Le VP électrique détrône le thermique et l’hybride, une première pour les flottes françaises
En avril 2026, malgré un marché des flottes en net repli, les véhicules particuliers 100 % électriques sont devenus, la motorisation majoritaire pour les voitures particulières en entreprise, devant l’essence, le diesel et l’hybride.

En avril 2026, le marché automobile professionnel a franchi une ligne symbolique.
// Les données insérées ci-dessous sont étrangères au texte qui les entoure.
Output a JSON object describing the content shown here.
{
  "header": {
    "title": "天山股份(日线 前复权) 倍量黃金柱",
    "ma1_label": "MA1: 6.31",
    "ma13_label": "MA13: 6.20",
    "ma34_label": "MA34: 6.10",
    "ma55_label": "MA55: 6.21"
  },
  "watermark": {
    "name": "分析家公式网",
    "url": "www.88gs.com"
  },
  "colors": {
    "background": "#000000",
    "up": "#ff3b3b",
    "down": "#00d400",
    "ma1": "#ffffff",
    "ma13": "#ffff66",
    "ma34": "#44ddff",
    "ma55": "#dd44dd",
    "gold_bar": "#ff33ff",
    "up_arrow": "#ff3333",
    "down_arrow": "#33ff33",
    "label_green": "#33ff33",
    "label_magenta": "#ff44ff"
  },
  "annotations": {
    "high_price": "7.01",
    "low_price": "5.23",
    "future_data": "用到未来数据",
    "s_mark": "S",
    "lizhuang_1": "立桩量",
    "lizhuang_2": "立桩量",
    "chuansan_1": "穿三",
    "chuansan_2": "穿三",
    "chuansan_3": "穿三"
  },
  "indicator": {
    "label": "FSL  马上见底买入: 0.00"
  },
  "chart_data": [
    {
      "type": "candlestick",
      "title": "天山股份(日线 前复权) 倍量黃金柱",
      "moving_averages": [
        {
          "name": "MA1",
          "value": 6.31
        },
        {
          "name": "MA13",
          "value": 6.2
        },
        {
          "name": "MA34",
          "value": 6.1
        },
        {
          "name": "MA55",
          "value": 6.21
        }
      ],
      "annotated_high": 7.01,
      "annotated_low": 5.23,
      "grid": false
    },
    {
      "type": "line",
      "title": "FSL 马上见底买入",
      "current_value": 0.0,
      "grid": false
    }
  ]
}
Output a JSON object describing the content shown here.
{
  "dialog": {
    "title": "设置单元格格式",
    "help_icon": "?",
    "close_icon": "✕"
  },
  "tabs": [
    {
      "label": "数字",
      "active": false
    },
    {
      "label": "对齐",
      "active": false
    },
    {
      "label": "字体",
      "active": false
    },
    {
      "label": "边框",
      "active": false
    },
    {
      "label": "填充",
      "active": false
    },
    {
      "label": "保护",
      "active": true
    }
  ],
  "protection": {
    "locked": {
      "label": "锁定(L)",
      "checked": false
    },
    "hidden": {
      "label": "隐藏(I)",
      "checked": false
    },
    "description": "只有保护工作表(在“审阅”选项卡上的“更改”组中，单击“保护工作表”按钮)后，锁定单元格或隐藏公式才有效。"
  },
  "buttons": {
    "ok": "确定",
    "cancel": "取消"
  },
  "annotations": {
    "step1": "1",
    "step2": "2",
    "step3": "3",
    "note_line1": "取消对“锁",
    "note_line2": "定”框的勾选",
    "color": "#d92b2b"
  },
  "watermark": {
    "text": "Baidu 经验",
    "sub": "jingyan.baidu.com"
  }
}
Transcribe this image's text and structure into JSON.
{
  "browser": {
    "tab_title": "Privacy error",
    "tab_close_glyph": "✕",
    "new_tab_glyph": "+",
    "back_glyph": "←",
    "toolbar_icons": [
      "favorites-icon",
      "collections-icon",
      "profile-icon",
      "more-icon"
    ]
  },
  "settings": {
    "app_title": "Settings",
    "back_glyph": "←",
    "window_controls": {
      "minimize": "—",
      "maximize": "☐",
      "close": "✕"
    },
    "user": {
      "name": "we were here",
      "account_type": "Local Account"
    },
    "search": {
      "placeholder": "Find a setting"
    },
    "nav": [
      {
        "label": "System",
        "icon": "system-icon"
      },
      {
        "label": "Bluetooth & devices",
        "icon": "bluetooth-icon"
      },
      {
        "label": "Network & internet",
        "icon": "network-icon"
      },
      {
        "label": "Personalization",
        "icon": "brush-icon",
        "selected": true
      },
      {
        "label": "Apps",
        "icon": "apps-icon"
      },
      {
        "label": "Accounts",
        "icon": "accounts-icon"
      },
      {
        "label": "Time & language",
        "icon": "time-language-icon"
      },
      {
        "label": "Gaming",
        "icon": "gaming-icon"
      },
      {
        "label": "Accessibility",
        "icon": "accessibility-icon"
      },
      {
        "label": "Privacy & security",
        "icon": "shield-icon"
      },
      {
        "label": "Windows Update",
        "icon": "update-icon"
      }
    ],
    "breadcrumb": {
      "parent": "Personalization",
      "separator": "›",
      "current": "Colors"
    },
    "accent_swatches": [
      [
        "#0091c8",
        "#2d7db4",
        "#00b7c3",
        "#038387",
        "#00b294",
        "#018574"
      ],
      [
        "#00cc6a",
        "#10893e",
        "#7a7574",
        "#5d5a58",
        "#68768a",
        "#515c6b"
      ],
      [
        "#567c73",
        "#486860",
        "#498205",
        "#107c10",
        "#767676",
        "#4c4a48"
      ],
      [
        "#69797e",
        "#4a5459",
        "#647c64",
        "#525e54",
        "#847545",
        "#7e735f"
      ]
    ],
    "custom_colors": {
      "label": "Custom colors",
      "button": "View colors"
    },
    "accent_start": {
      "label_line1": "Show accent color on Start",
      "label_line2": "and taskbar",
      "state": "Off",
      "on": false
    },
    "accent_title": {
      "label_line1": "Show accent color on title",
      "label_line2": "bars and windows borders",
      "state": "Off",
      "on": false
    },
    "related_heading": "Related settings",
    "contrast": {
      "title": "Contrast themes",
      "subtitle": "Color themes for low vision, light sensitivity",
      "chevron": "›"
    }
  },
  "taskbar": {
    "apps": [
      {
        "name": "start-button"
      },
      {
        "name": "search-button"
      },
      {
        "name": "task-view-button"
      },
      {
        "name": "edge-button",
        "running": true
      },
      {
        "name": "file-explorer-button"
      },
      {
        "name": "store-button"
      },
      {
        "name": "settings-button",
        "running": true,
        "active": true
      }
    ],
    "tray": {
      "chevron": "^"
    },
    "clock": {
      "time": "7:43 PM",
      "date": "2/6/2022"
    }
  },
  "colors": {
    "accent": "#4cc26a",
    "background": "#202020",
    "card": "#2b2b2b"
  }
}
La voiture électrique (BEV) est désormais la motorisation la plus plébiscitée pour les véhicules particuliers (VP) de fonction.
Avec une part de marché s’établissant à 39,84 %, selon les chiffres AAAData. "Désormais, il s’immatricule plus de véhicules particuliers 100 % électriques que de diesel, d’essence et d’hybrides" souligne l’Arval Mobility Observatory
Le déclin accéléré du thermique et de l’hybride
L’hégémonie de l’électrique ne se fait pas seulement au détriment des énergies fossiles traditionnelles. Le fait marquant de ce printemps 2026 est l’effondrement des motorisations de "transition" . Longtemps présentés comme le compromis idéal pour les gros rouleurs professionnels, les modèles hybrides et hybrides rechargeables (PHEV) voient leurs volumes fondre de près de 30 %.
Le diesel, poursuit son agonie avec une chute de 15,5 %, pour ne représenter plus que 4,36 % des immatriculations de voitures particulières. L’essence, quant à elle, plonge de 27 %. Pour les entreprises, le choix semble désormais binaire : le passage au tout électrique est devenu la stratégie dominante, poussé par des incitations fiscales de plus en plus restrictives.
L’exception de l’utilitaire
Les entreprises, transforment plus profondément la nature de leur parc. La part des modèles électrifiés (100 % électrique et hybride rechargeable) atteint désormais 34,59 % de l’ensemble des véhicules d’entreprise, une progression de 11 points en seulement un an. Seule ombre au tableau de cette évolution verte, le segment des véhicules utilitaires légers (VUL) reste à la traîne.
L’électrification y progresse, certes, mais à un rythme bien plus modeste, plafonnant à 14,48 % des entrées en parc. Les contraintes d’autonomie pour les artisans et les transporteurs, ainsi qu’une offre de modèles encore jugée onéreuse ou inadaptée aux charges lourdes, freinent une conversion pourtant jugée nécessaire par les pouvoirs publics.
L’irréversible sortie du thermique
Ce basculement intervient pourtant dans un contexte morose pour les gestionnaires de parcs. Les mises à la route globales pour les entreprises ont chuté de 7,72 % sur le mois, portant la décroissance sur les quatre premiers mois de l’année à -6,57 %.
Mais cette déprime des volumes souligne, par contraste, la vigueur de la transition énergétique : alors que les ventes totales s’enfoncent, les immatriculations de modèles électriques en entreprise bondissent, elles, de près de près de 69 %.
En faisant de l’électrique leur motorisation de référence les entreprises françaises ont détrôné irrémédiablement le moteur thermique de leur car policy.